Thanks for sharing your experience. I went through the callback-hell problem mys...

mtanski · on Dec 30, 2013

I haven't used boost::coroutine but I have experience working with Mordor (https://github.com/mozy/mordor), swapcontext directly and implementing my own swapcontext. Why implement your own swapcontext? Well, the default one in Linux actually is glibc can be a bottleneck if you're going to be calling it frequently. It makes the sigprocmask() syscall, if you can avoid it's a substantial speed up. You can read up more on this here: http://rethinkdb.com/blog/making-coroutines-fast/

Another thing you'll see give you a big performance boost is stack pooling (eg. not calling mmap for every makecontext). More on that on the rethinkdb article I mentioned. If you scheduler targets multiple OS threads you should also be careful here to avoid synchronization slow downs. Either some kind of lockless list or pre thread pools.

Now lets talk about 3rd party code. If you have a 3rd party library that internally uses TLS and you swap its context onto a different thread it's bound to misbehave and when it does it's usually subtle and hard to debug. So if you're using 3rd party libraries you either have to audit them (and make sure you didn't miss anything), disable context migration (and risk unbalanced workloads) or have a separate scheduler that only runs those tasks. Pick your poison.

It doesn't even have to be 3rd party code that miss behaves when green threads are migrated. I pulled out my hair for a couple weeks trying to debug an issue with a call to accept(). It was returning -1 but errno was set to 0. What gives? Well it turns out that on linux in glibc errno is a macro, that calls a function to get the address for errno for your thread. And that function is marked with the gcc __attribute__((pure)). So what it means that once the address of errno is calculated once in the body of the function the compiler is free to assume it'll always be that address (it's a pure function without side effects). Here's the sequence:

1. accept() == -1 2. errno == EAGAIN 4. errno = 0 3. scheduler_yield() 5. accept() == -1 6. errno == 0 (although it should be something else)

This will happen on Linux with glibc if your scheduler_yield() call returns but is running on a different thread when it returns. So even your own innocent code that doesn't use TLS can break in interesting ways.

If you have very small green threads and you have a naive stealing scheduler with a mutex you can be sure that you'll be spending significant on synchronization. You can get fancies with non-blocking queues and atomic instructions to overcome this.

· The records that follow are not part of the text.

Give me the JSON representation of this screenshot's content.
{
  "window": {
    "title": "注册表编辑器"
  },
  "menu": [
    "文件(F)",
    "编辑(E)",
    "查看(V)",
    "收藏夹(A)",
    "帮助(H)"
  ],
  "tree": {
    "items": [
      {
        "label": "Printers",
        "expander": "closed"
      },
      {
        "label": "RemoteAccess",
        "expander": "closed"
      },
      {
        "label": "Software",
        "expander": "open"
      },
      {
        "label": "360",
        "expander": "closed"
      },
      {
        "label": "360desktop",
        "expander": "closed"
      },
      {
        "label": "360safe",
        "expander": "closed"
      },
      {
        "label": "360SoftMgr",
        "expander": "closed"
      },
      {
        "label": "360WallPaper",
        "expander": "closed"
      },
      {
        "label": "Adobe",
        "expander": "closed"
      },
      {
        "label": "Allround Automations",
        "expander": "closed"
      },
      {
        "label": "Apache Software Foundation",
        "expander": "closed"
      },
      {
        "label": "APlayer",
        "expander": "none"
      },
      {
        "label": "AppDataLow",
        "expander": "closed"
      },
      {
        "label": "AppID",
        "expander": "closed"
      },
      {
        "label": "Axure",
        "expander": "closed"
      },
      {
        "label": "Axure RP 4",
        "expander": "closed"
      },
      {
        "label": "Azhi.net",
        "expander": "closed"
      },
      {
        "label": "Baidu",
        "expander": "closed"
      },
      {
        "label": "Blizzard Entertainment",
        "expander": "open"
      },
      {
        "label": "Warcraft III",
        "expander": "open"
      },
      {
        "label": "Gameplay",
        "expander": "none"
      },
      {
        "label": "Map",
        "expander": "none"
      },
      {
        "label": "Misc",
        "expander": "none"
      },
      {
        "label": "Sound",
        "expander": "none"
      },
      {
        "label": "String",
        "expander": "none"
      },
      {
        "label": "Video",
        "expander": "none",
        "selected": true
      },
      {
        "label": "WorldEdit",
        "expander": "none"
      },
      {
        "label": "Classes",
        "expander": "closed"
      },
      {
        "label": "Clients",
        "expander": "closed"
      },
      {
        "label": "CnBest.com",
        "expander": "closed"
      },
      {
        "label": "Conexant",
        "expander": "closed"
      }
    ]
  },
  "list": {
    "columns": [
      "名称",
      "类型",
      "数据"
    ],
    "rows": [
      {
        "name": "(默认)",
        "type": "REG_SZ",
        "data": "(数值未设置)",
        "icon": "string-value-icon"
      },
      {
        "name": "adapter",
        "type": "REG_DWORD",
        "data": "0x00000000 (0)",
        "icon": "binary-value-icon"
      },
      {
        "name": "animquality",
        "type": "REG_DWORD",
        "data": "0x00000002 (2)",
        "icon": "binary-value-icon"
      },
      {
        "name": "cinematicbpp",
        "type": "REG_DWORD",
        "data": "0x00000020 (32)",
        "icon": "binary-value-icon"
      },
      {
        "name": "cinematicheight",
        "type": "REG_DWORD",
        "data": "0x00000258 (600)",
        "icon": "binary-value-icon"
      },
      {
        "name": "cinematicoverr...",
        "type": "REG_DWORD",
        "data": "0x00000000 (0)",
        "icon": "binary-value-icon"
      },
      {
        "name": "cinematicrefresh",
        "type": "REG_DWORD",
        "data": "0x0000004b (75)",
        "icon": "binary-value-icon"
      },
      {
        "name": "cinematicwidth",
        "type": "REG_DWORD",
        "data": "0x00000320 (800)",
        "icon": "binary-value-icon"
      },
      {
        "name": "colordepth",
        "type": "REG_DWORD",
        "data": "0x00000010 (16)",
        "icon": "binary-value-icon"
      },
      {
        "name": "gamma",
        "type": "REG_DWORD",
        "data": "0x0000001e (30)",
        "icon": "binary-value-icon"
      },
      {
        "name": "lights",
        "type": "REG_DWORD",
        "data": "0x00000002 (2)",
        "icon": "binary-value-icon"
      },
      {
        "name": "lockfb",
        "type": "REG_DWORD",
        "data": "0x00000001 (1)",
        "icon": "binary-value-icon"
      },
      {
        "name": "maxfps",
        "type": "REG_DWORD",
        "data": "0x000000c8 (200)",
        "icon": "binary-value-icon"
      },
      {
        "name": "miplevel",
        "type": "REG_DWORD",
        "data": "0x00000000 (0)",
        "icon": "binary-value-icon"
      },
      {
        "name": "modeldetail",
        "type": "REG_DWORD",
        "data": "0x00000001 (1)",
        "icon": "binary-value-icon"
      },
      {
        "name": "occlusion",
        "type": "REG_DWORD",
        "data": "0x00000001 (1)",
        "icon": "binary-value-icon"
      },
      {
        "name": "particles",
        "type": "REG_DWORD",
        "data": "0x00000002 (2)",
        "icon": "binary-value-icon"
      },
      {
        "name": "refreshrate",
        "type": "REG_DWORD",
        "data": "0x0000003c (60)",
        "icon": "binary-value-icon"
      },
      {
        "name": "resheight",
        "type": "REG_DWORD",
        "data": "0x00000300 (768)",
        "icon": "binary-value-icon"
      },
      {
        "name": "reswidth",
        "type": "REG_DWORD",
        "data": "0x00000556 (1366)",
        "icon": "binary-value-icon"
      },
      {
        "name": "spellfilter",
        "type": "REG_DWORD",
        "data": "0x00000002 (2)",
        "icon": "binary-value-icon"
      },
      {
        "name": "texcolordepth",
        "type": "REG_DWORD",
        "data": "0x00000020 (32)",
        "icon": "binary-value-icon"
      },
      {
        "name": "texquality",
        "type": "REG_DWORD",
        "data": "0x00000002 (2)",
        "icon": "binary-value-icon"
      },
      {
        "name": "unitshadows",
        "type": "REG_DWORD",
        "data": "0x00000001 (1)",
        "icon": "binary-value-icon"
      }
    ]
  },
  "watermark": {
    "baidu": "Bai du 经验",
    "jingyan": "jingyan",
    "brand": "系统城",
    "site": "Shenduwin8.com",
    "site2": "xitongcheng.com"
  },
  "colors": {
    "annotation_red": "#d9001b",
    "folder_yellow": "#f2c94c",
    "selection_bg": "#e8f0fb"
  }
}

I did have multiple schedulers for both CPU bound tasks and IO bound tasks. I would say that that if you're doing disk IO and you're just forwarding the data (versus having to process it) you're better of with non-blocking sendfile() or non-blocking vmsplice() (plus mmap) in your event loop. If you're doing lots of disk IO on a SSD array that can push 2GB/s you're going to needs lots of IO threads the latency of the message passing between the two scheduler is going to add up. Again this may or may not be problem in your application.

Those are some of my own experiences, they may or may not apply to you but I hope it helps.